The future of contact centre - Google, Salesforce, Skype & Microsoft

A lot of interesting announcements in the last two weeks.

Firstly, Google announced a link up with Salesforce.com. I can see the logic, as explained by both companies, that this way embedded google apps in salesforce.com would allow users to switch data between (say) a google spreadsheet and a salesforce customer application.

What I find interesting about this is if Google and Salesforce were to integrate Google's emerging communication offerings, as that would start to be a contact centre on a wholly SAAS basis.

Microsoft seemed to respond to this by announcing that Microsoft Dynamics CRM would be available in as an online offering. It is priced more aggressively than Salesforce.com ($44 per user for Microsoft vs. $65 per user at Salesforce.com) but otherwise it seemed to me to have no clear advantages over Saleforce.com and both were less functional than the offerings from Siebel and SAP.
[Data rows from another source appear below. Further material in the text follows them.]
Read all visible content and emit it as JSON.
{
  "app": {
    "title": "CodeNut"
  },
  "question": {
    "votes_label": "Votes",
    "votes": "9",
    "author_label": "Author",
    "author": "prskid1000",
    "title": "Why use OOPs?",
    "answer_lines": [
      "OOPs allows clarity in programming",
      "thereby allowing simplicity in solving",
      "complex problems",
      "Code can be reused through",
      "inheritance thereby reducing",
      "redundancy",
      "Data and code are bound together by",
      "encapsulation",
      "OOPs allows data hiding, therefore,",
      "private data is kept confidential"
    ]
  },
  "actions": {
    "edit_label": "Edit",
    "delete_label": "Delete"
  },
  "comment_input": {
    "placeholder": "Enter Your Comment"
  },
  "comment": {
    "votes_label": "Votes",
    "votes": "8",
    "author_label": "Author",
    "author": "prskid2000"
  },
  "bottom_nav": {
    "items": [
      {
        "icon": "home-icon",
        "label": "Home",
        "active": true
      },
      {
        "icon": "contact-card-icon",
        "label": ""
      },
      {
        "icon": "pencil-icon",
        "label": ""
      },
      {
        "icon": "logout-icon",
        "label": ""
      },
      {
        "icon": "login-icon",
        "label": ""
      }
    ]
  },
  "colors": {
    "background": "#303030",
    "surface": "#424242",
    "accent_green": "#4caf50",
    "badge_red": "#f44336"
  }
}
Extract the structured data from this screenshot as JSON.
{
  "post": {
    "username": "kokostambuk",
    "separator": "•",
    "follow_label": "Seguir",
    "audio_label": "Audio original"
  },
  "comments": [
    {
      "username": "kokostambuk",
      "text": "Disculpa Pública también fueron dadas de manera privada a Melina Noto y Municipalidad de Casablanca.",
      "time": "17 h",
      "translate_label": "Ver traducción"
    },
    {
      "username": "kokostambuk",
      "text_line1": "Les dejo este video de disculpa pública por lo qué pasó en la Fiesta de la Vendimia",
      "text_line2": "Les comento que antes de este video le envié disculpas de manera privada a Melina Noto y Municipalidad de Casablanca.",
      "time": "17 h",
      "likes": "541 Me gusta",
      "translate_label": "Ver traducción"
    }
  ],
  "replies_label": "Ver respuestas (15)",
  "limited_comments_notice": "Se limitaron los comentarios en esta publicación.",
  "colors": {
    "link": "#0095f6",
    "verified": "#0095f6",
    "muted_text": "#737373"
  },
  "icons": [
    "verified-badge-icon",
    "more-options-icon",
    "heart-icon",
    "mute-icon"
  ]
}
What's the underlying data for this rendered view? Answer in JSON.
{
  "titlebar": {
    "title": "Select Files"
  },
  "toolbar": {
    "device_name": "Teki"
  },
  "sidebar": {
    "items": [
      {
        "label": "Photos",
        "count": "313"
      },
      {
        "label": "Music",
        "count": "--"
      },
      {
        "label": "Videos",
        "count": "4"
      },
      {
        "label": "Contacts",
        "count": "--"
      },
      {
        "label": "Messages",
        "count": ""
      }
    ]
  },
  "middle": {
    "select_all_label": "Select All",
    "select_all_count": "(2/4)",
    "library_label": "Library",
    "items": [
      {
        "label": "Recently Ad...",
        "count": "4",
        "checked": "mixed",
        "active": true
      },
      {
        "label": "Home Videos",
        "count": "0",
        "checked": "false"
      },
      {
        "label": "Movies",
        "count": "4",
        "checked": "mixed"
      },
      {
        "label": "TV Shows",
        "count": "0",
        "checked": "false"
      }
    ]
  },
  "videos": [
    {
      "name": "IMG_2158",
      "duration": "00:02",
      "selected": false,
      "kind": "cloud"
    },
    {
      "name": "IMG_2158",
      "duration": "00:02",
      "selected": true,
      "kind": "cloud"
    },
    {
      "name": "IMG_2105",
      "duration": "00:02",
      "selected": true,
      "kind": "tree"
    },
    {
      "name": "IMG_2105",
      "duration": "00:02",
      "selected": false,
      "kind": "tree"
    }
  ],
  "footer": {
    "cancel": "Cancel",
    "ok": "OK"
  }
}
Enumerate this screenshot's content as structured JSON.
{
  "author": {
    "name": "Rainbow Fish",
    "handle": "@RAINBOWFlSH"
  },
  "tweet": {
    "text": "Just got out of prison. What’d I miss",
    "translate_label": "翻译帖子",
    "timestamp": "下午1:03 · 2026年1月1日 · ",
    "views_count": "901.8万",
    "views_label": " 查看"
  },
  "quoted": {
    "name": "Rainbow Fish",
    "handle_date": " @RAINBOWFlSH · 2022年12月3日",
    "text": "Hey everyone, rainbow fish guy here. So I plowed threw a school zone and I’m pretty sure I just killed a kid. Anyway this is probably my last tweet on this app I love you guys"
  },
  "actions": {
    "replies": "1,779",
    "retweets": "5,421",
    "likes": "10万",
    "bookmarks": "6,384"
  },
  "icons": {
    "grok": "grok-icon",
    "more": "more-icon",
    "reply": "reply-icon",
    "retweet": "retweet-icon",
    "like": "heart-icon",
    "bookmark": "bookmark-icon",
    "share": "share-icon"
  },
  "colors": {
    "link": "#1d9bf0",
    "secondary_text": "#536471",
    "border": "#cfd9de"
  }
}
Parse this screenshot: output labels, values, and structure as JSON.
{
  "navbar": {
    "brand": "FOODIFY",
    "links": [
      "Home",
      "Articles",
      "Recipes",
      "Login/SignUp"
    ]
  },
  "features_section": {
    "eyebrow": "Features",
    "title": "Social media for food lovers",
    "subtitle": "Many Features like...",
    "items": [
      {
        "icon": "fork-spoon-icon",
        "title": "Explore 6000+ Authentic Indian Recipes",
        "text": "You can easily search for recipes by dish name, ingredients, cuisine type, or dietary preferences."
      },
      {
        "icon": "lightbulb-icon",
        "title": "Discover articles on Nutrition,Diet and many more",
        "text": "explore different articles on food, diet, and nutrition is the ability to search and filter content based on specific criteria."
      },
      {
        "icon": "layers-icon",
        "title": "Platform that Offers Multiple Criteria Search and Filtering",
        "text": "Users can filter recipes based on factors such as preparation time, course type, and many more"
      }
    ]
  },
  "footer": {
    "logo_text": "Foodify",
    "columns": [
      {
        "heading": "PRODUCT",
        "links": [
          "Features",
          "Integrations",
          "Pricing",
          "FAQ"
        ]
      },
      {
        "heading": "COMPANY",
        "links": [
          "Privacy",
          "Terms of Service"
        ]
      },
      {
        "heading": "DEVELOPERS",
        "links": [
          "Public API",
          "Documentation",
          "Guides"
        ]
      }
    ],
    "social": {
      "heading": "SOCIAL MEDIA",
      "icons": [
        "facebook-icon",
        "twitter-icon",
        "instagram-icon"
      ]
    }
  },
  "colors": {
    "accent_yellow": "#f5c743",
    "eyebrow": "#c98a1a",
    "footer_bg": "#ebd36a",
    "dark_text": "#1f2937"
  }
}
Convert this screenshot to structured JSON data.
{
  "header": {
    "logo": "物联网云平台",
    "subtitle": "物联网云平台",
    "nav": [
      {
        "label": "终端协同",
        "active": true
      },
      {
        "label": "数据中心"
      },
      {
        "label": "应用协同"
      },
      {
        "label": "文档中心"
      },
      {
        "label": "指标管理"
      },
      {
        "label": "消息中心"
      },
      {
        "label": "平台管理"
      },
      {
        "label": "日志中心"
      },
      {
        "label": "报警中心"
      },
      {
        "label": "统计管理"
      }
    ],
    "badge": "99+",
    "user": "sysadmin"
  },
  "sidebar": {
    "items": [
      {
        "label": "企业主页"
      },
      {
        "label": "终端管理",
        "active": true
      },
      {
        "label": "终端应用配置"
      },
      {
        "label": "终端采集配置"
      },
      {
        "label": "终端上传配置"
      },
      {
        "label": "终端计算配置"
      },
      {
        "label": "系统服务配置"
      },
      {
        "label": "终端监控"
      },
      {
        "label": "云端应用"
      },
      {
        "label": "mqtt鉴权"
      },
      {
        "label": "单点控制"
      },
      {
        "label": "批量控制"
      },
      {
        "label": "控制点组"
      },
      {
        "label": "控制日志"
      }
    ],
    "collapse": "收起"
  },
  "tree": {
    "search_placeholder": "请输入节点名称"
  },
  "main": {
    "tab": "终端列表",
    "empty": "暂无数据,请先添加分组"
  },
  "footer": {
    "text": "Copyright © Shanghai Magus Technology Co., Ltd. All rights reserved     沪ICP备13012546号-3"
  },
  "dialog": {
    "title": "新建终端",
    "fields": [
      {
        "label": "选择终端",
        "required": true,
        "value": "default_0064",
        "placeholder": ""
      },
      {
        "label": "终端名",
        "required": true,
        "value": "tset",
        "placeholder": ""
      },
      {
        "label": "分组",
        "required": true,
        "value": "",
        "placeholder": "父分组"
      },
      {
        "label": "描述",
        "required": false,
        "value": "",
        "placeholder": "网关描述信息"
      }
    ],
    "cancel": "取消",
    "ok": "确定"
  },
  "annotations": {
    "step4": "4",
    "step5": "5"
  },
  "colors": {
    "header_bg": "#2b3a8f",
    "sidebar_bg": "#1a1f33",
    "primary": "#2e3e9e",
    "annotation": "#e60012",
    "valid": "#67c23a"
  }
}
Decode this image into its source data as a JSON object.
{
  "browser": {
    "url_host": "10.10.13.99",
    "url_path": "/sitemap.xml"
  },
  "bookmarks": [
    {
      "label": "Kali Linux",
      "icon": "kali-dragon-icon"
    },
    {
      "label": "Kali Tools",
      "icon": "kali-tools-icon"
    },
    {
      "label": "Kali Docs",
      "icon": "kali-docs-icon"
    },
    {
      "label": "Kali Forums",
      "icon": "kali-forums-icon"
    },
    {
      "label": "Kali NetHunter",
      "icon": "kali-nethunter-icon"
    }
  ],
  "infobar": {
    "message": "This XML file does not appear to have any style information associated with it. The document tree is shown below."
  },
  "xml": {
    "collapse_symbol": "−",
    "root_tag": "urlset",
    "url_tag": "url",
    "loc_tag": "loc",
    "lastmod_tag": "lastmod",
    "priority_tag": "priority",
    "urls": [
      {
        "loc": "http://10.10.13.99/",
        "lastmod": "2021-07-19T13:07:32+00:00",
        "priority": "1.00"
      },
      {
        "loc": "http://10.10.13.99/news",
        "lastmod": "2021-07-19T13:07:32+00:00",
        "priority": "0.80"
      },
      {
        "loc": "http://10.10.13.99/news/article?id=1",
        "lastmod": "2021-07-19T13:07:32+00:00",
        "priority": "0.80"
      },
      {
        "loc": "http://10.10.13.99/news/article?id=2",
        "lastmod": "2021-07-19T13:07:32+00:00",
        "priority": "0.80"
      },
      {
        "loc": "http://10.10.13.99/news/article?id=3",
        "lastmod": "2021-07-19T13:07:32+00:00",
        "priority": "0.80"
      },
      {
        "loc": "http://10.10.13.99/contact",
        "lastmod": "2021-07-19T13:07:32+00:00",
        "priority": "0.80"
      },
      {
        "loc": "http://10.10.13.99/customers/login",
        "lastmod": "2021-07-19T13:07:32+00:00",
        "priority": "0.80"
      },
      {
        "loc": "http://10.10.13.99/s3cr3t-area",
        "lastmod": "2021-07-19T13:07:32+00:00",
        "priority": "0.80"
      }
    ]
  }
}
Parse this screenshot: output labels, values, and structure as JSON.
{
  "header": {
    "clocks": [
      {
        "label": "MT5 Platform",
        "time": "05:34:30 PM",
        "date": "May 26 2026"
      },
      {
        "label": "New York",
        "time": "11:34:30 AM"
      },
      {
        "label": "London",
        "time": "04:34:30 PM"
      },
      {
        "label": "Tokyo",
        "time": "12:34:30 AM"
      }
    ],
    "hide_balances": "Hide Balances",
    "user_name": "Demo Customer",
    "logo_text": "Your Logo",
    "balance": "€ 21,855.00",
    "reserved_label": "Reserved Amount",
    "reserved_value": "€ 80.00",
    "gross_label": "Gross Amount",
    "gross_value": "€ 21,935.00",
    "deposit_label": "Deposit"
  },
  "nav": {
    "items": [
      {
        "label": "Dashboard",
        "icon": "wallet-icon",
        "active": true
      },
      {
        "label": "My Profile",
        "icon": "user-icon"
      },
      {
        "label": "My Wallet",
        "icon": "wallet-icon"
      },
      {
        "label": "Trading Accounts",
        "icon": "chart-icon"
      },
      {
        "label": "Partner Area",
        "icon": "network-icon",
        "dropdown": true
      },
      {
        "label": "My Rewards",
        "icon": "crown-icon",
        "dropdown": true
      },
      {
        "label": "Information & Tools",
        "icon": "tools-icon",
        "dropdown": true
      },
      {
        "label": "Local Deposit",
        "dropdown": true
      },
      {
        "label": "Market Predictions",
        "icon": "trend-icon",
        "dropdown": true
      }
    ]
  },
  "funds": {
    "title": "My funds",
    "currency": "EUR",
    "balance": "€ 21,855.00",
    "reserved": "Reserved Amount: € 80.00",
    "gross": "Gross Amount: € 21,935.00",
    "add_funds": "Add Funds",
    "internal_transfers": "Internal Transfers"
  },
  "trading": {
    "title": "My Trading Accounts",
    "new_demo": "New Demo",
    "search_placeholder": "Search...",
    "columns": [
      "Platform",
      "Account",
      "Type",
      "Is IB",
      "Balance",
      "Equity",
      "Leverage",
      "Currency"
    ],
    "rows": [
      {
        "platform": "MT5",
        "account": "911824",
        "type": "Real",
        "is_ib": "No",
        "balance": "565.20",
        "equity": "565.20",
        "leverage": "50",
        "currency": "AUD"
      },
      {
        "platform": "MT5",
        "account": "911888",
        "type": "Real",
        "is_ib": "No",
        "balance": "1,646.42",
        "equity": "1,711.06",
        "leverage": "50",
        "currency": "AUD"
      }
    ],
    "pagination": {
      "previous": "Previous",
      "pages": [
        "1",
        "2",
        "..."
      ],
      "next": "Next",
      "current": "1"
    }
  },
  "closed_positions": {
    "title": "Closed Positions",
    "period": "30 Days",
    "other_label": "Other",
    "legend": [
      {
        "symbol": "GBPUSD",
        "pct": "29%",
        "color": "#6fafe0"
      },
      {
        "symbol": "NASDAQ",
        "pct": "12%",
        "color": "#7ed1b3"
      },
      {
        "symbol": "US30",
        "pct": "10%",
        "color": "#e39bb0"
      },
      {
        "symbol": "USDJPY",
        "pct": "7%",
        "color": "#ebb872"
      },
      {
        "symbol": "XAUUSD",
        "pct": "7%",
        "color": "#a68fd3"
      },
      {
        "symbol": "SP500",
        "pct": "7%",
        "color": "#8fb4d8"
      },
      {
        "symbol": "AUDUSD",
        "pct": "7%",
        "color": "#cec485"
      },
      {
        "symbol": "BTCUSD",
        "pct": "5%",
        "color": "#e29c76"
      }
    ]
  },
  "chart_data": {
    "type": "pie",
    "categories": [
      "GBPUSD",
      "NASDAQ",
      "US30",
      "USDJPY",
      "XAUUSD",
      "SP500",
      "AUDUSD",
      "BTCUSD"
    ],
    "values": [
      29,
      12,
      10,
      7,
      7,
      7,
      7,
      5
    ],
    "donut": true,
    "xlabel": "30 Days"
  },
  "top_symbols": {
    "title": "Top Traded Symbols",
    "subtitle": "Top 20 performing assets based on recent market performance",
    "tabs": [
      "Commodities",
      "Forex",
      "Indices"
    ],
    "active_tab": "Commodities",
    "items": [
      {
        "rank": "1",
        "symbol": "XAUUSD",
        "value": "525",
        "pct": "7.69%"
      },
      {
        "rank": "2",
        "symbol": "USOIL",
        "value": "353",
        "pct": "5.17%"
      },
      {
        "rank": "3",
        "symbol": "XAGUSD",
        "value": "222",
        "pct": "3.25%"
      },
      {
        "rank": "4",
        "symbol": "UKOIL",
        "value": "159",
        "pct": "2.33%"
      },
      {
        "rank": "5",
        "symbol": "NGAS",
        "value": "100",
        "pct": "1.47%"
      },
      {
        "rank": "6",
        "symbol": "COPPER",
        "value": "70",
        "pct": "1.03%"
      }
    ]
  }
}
All of which was very interesting and shows that where Salesforce.com lead, the rest of the CRM industry is following rapidly.

I mentioned in the first paragraph that if Google and Salesforce were to integrate Google's emerging communication offerings, as that would start to be a contact centre on a wholly SAAS basis. The google communication applications are an interesting collection of functions, there's Google Talk for instant messging and voice, and
Google Mail for e-mail . Helpfully, if peer to peer voice isn't quite enough for you, then Google Pack for your computer includes the option to have Skype. In other words the raw functionality to build a web based contact centre is there in Google and if the idea's occurred to me, then you can bet it has occurred to Google.

It will be interesting to see when we start to see contact centre telephony as a SAAS offering, as this may be closer than many people assume.